I saw four, white, tiny, rounded granite headstones, marked by a monument pillar. The stone read: Children of J.R. and E. Latimer. Claries: 3 years, 5 months, 6 days. Alice: 3 years, 8 months, 29 days. Thomas: 2 years, 3 months, 17 days. Mary: 3 months, 16 days.
What happened to these children? How did their parent’s cope with the death of four little ones?
The children died in 1877, 1878, and 1882. And who was alive today to remember these babies? Whoever it was, they paid tribute by sticking four blooming lilac stems into the ground at the base of each headstone.
I walked on.
I saw an elderly man and introduced myself.
“I’m looking for my father’s first wife,” said Robert H. Laing. “I didn’t even know he was married.”
I offered to help him look. I wasn’t much help. Thankfully, the maintenance manager, Ron Regan, stopped to give better directions than I could.
We found the headstone. It was inscribed with a woman’s name: Olga Eleanor. Wife of Robert G. Laing. Family members learned of Olga about two decades after she died in 1923. A family friend happened to see the headstone and shared the information with Laing.
Since then, he’s been trying to learn more about Olga.
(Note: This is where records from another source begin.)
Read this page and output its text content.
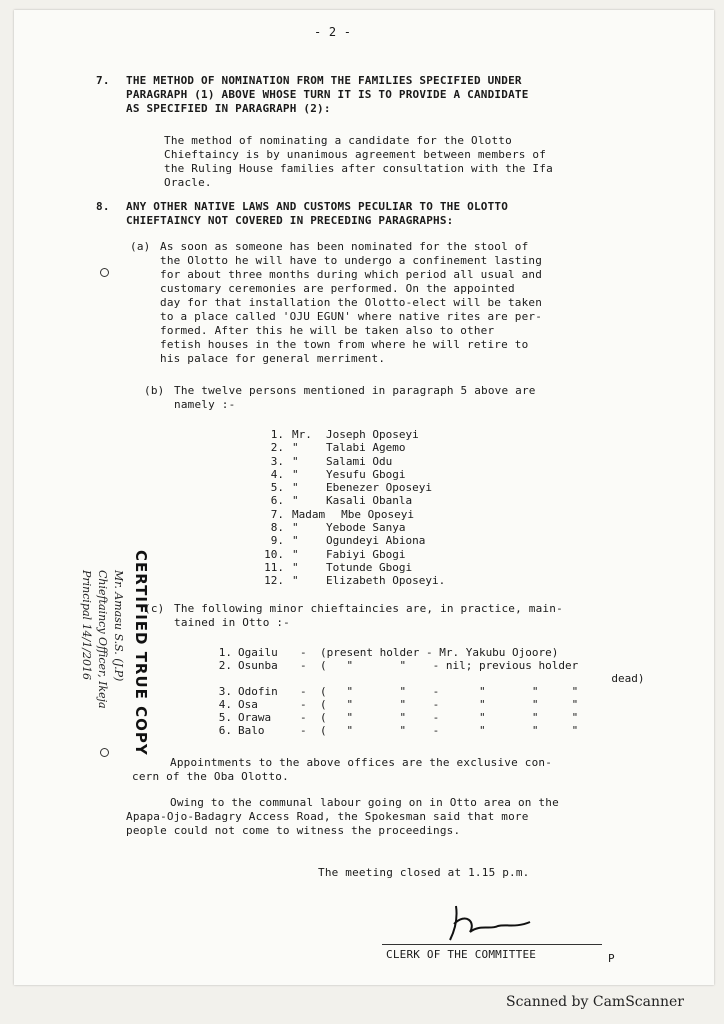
- 2 -
7. THE METHOD OF NOMINATION FROM THE FAMILIES SPECIFIED UNDER
PARAGRAPH (1) ABOVE WHOSE TURN IT IS TO PROVIDE A CANDIDATE
AS SPECIFIED IN PARAGRAPH (2):
The method of nominating a candidate for the Olotto
Chieftaincy is by unanimous agreement between members of
the Ruling House families after consultation with the Ifa
Oracle.
8. ANY OTHER NATIVE LAWS AND CUSTOMS PECULIAR TO THE OLOTTO
CHIEFTAINCY NOT COVERED IN PRECEDING PARAGRAPHS:
(a) As soon as someone has been nominated for the stool of
the Olotto he will have to undergo a confinement lasting
for about three months during which period all usual and
customary ceremonies are performed. On the appointed
day for that installation the Olotto-elect will be taken
to a place called 'OJU EGUN' where native rites are per-
formed. After this he will be taken also to other
fetish houses in the town from where he will retire to
his palace for general merriment.
(b) The twelve persons mentioned in paragraph 5 above are
namely :-
1. Mr.	Joseph Oposeyi
2. "	Talabi Agemo
3. "	Salami Odu
4. "	Yesufu Gbogi
5. "	Ebenezer Oposeyi
6. "	Kasali Obanla
7. Madam Mbe Oposeyi
8. "	Yebode Sanya
9. "	Ogundeyi Abiona
10. "	Fabiyi Gbogi
11. "	Totunde Gbogi
12. "	Elizabeth Oposeyi.
(c) The following minor chieftaincies are, in practice, main-
tained in Otto :-
1. Ogailu	-	(present holder - Mr. Yakubu Ojoore)
2. Osunba	-	(   "       "    - nil; previous holder
dead)
3. Odofin	-	(   "       "    -      "       "     "
4. Osa	-	(   "       "    -      "       "     "
5. Orawa	-	(   "       "    -      "       "     "
6. Balo	-	(   "       "    -      "       "     "
Appointments to the above offices are the exclusive con-
cern of the Oba Olotto.
Owing to the communal labour going on in Otto area on the
Apapa-Ojo-Badagry Access Road, the Spokesman said that more
people could not come to witness the proceedings.
The meeting closed at 1.15 p.m.
CLERK OF THE COMMITTEE	P
CERTIFIED TRUE COPY
Mr. Amasu S.S. (J.P)
Chieftaincy Officer, Ikeja
Principal 14/1/2016
Scanned by CamScanner
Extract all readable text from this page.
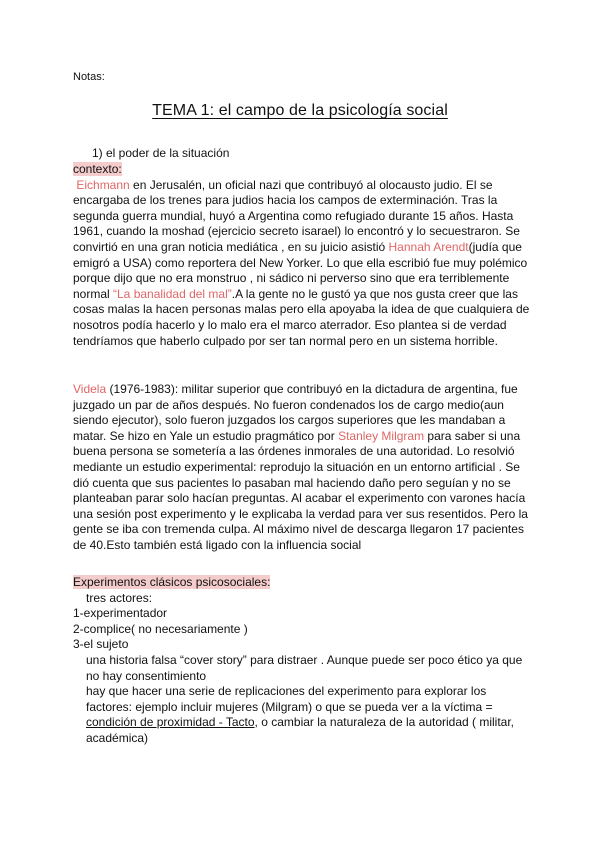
Notas:
TEMA 1: el campo de la psicología social
1) el poder de la situación
contexto:
Eichmann en Jerusalén, un oficial nazi que contribuyó al olocausto judio. El se encargaba de los trenes para judios hacia los campos de exterminación. Tras la segunda guerra mundial, huyó a Argentina como refugiado durante 15 años. Hasta 1961, cuando la moshad (ejercicio secreto isarael) lo encontró y lo secuestraron. Se convirtió en una gran noticia mediática , en su juicio asistió Hannah Arendt(judía que emigró a USA) como reportera del New Yorker. Lo que ella escribió fue muy polémico porque dijo que no era monstruo , ni sádico ni perverso sino que era terriblemente normal “La banalidad del mal”.A la gente no le gustó ya que nos gusta creer que las cosas malas la hacen personas malas pero ella apoyaba la idea de que cualquiera de nosotros podía hacerlo y lo malo era el marco aterrador. Eso plantea si de verdad tendríamos que haberlo culpado por ser tan normal pero en un sistema horrible.
Videla (1976-1983): militar superior que contribuyó en la dictadura de argentina, fue juzgado un par de años después. No fueron condenados los de cargo medio(aun siendo ejecutor), solo fueron juzgados los cargos superiores que les mandaban a matar. Se hizo en Yale un estudio pragmático por Stanley Milgram para saber si una buena persona se sometería a las órdenes inmorales de una autoridad. Lo resolvió mediante un estudio experimental: reprodujo la situación en un entorno artificial . Se dió cuenta que sus pacientes lo pasaban mal haciendo daño pero seguían y no se planteaban parar solo hacían preguntas. Al acabar el experimento con varones hacía una sesión post experimento y le explicaba la verdad para ver sus resentidos. Pero la gente se iba con tremenda culpa. Al máximo nivel de descarga llegaron 17 pacientes de 40.Esto también está ligado con la influencia social
Experimentos clásicos psicosociales:

tres actores:
1-experimentador
2-complice( no necesariamente )
3-el sujeto
una historia falsa “cover story” para distraer . Aunque puede ser poco ético ya que no hay consentimiento
hay que hacer una serie de replicaciones del experimento para explorar los factores: ejemplo incluir mujeres (Milgram) o que se pueda ver a la víctima = condición de proximidad - Tacto, o cambiar la naturaleza de la autoridad ( militar, académica)
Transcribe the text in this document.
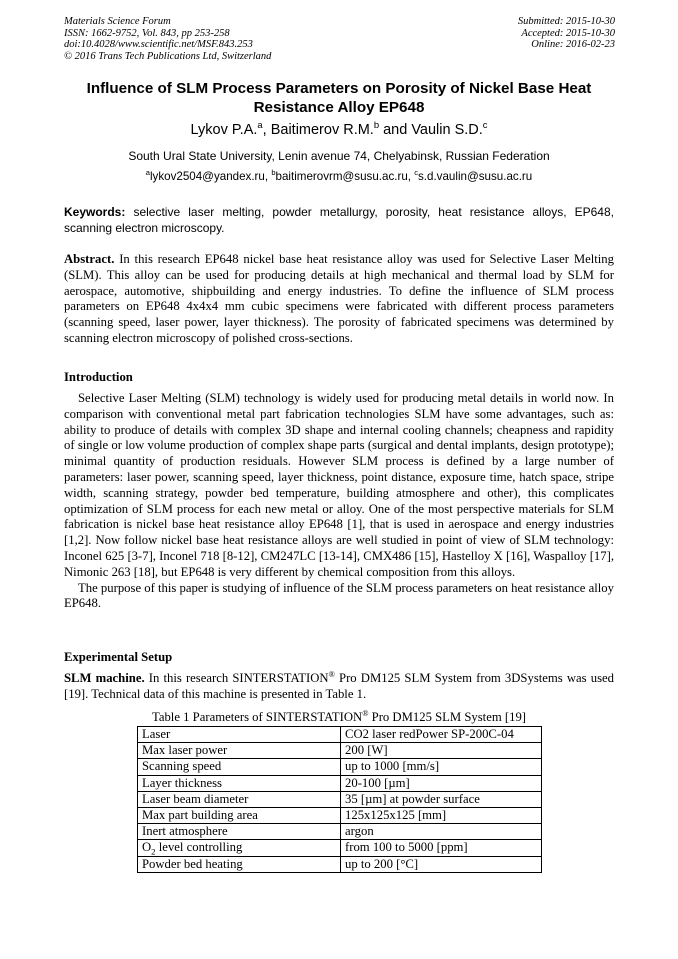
Materials Science Forum
ISSN: 1662-9752, Vol. 843, pp 253-258
doi:10.4028/www.scientific.net/MSF.843.253
© 2016 Trans Tech Publications Ltd, Switzerland
Submitted: 2015-10-30
Accepted: 2015-10-30
Online: 2016-02-23
Influence of SLM Process Parameters on Porosity of Nickel Base Heat Resistance Alloy EP648
Lykov P.A.$^a$, Baitimerov R.M.$^b$ and Vaulin S.D.$^c$
South Ural State University, Lenin avenue 74, Chelyabinsk, Russian Federation
$^a$lykov2504@yandex.ru, $^b$baitimerovrm@susu.ac.ru, $^c$s.d.vaulin@susu.ac.ru
Keywords: selective laser melting, powder metallurgy, porosity, heat resistance alloys, EP648, scanning electron microscopy.
Abstract. In this research EP648 nickel base heat resistance alloy was used for Selective Laser Melting (SLM). This alloy can be used for producing details at high mechanical and thermal load by SLM for aerospace, automotive, shipbuilding and energy industries. To define the influence of SLM process parameters on EP648 4x4x4 mm cubic specimens were fabricated with different process parameters (scanning speed, laser power, layer thickness). The porosity of fabricated specimens was determined by scanning electron microscopy of polished cross-sections.
Introduction

Selective Laser Melting (SLM) technology is widely used for producing metal details in world now. In comparison with conventional metal part fabrication technologies SLM have some advantages, such as: ability to produce of details with complex 3D shape and internal cooling channels; cheapness and rapidity of single or low volume production of complex shape parts (surgical and dental implants, design prototype); minimal quantity of production residuals. However SLM process is defined by a large number of parameters: laser power, scanning speed, layer thickness, point distance, exposure time, hatch space, stripe width, scanning strategy, powder bed temperature, building atmosphere and other), this complicates optimization of SLM process for each new metal or alloy. One of the most perspective materials for SLM fabrication is nickel base heat resistance alloy EP648 [1], that is used in aerospace and energy industries [1,2]. Now follow nickel base heat resistance alloys are well studied in point of view of SLM technology: Inconel 625 [3-7], Inconel 718 [8-12], CM247LC [13-14], CMX486 [15], Hastelloy X [16], Waspalloy [17], Nimonic 263 [18], but EP648 is very different by chemical composition from this alloys.

The purpose of this paper is studying of influence of the SLM process parameters on heat resistance alloy EP648.

Experimental Setup
SLM machine. In this research SINTERSTATION® Pro DM125 SLM System from 3DSystems was used [19]. Technical data of this machine is presented in Table 1.
Table 1 Parameters of SINTERSTATION® Pro DM125 SLM System [19]
Laser	CO2 laser redPower SP-200C-04
Max laser power	200 [W]
Scanning speed	up to 1000 [mm/s]
Layer thickness	20-100 [µm]
Laser beam diameter	35 [µm] at powder surface
Max part building area	125x125x125 [mm]
Inert atmosphere	argon
$O_2$ level controlling	from 100 to 5000 [ppm]
Powder bed heating	up to 200 [°C]
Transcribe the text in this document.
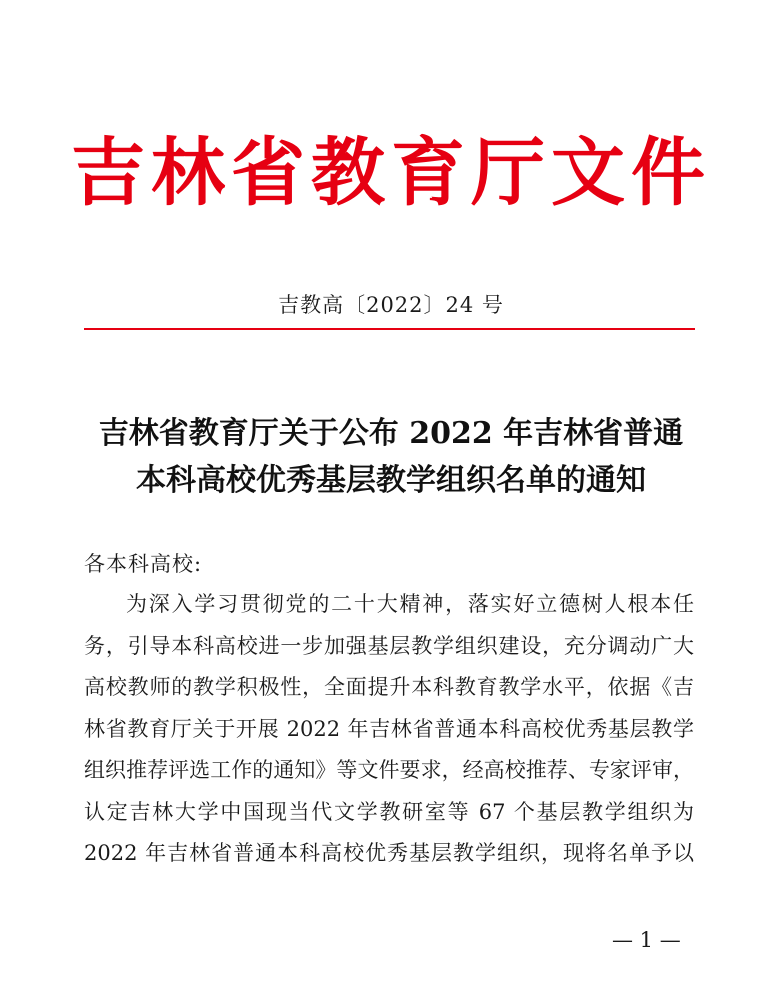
吉林省教育厅文件
吉教高〔2022〕24 号
吉林省教育厅关于公布 2022 年吉林省普通
本科高校优秀基层教学组织名单的通知
各本科高校:
为深入学习贯彻党的二十大精神，落实好立德树人根本任
务，引导本科高校进一步加强基层教学组织建设，充分调动广大
高校教师的教学积极性，全面提升本科教育教学水平，依据《吉
林省教育厅关于开展 2022 年吉林省普通本科高校优秀基层教学
组织推荐评选工作的通知》等文件要求，经高校推荐、专家评审，
认定吉林大学中国现当代文学教研室等 67 个基层教学组织为
2022 年吉林省普通本科高校优秀基层教学组织，现将名单予以
— 1 —
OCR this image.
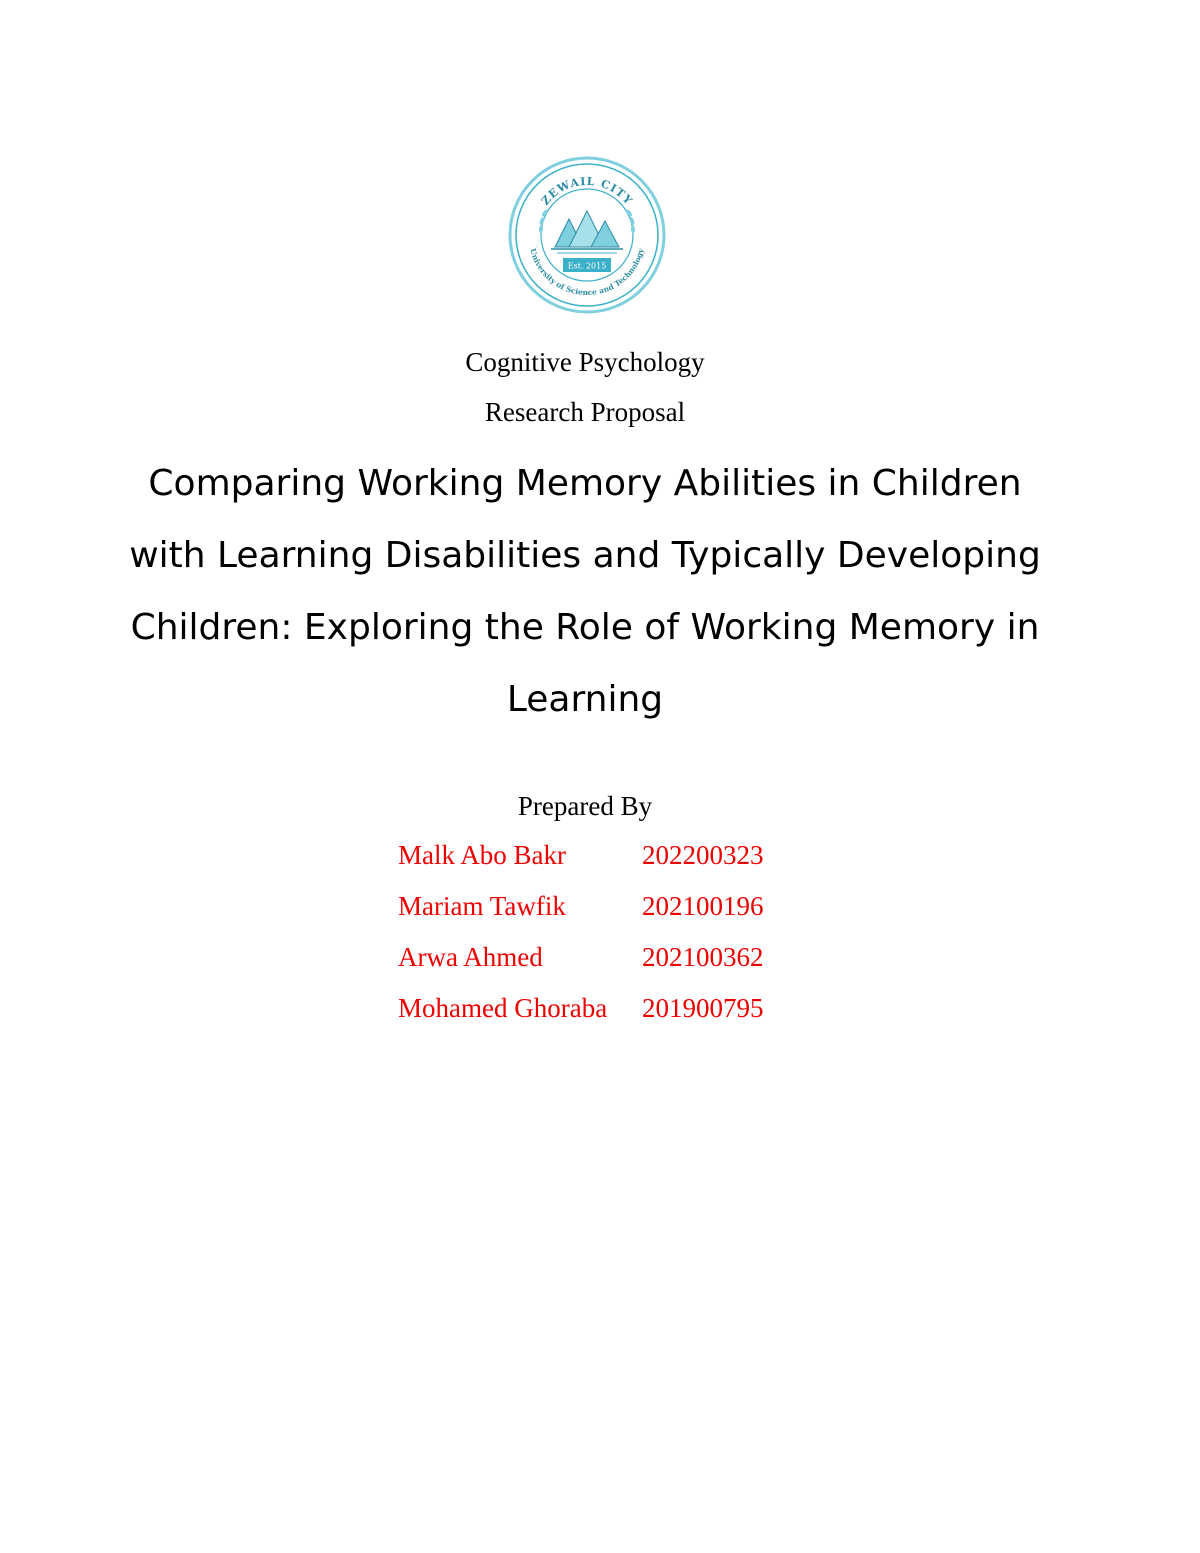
ZEWAIL CITY
University of Science and Technology
Est. 2015
Cognitive Psychology
Research Proposal
Comparing Working Memory Abilities in Children
with Learning Disabilities and Typically Developing
Children: Exploring the Role of Working Memory in
Learning
Prepared By
Malk Abo Bakr	202200323
Mariam Tawfik	202100196
Arwa Ahmed	202100362
Mohamed Ghoraba 201900795
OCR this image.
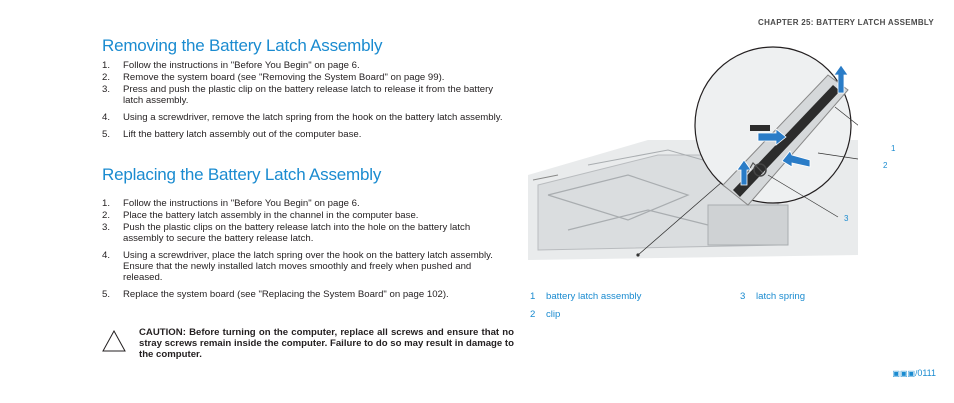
CHAPTER 25: BATTERY LATCH ASSEMBLY
Removing the Battery Latch Assembly
1. Follow the instructions in "Before You Begin" on page 6.
2. Remove the system board (see "Removing the System Board" on page 99).
3. Press and push the plastic clip on the battery release latch to release it from the battery latch assembly.
4. Using a screwdriver, remove the latch spring from the hook on the battery latch assembly.
5. Lift the battery latch assembly out of the computer base.
Replacing the Battery Latch Assembly
1. Follow the instructions in "Before You Begin" on page 6.
2. Place the battery latch assembly in the channel in the computer base.
3. Push the plastic clips on the battery release latch into the hole on the battery latch assembly to secure the battery release latch.
4. Using a screwdriver, place the latch spring over the hook on the battery latch assembly.
Ensure that the newly installed latch moves smoothly and freely when pushed and released.
5. Replace the system board (see "Replacing the System Board" on page 102).
CAUTION: Before turning on the computer, replace all screws and ensure that no stray screws remain inside the computer. Failure to do so may result in damage to the computer.
1
2
3
1 battery latch assembly
2 clip
3 latch spring
▣▣▣/0111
He held a death certificate in his hand that said she died after being crushed by a falling tree at age 29.
He was sorry his father never talked about her. “Those generations just kept it to themselves. They don’t tell you,” he said. He was certain his father never got over her death.
Laing and I say goodbye. He walked away, into the maples and willows. By now, my husband has spotted me. He gives me a report: “I don’t think any Indians are buried here.”
I tell him I found one. And I start leading him to the gravesite.
Where is Ron Regan when you need him?
I eventually got Frankie back to the headstone. We read the granite inscription: Frederick Duane Slenes. June 22, 1955. April 13, 1995. Salish Kootenai Tribal Member.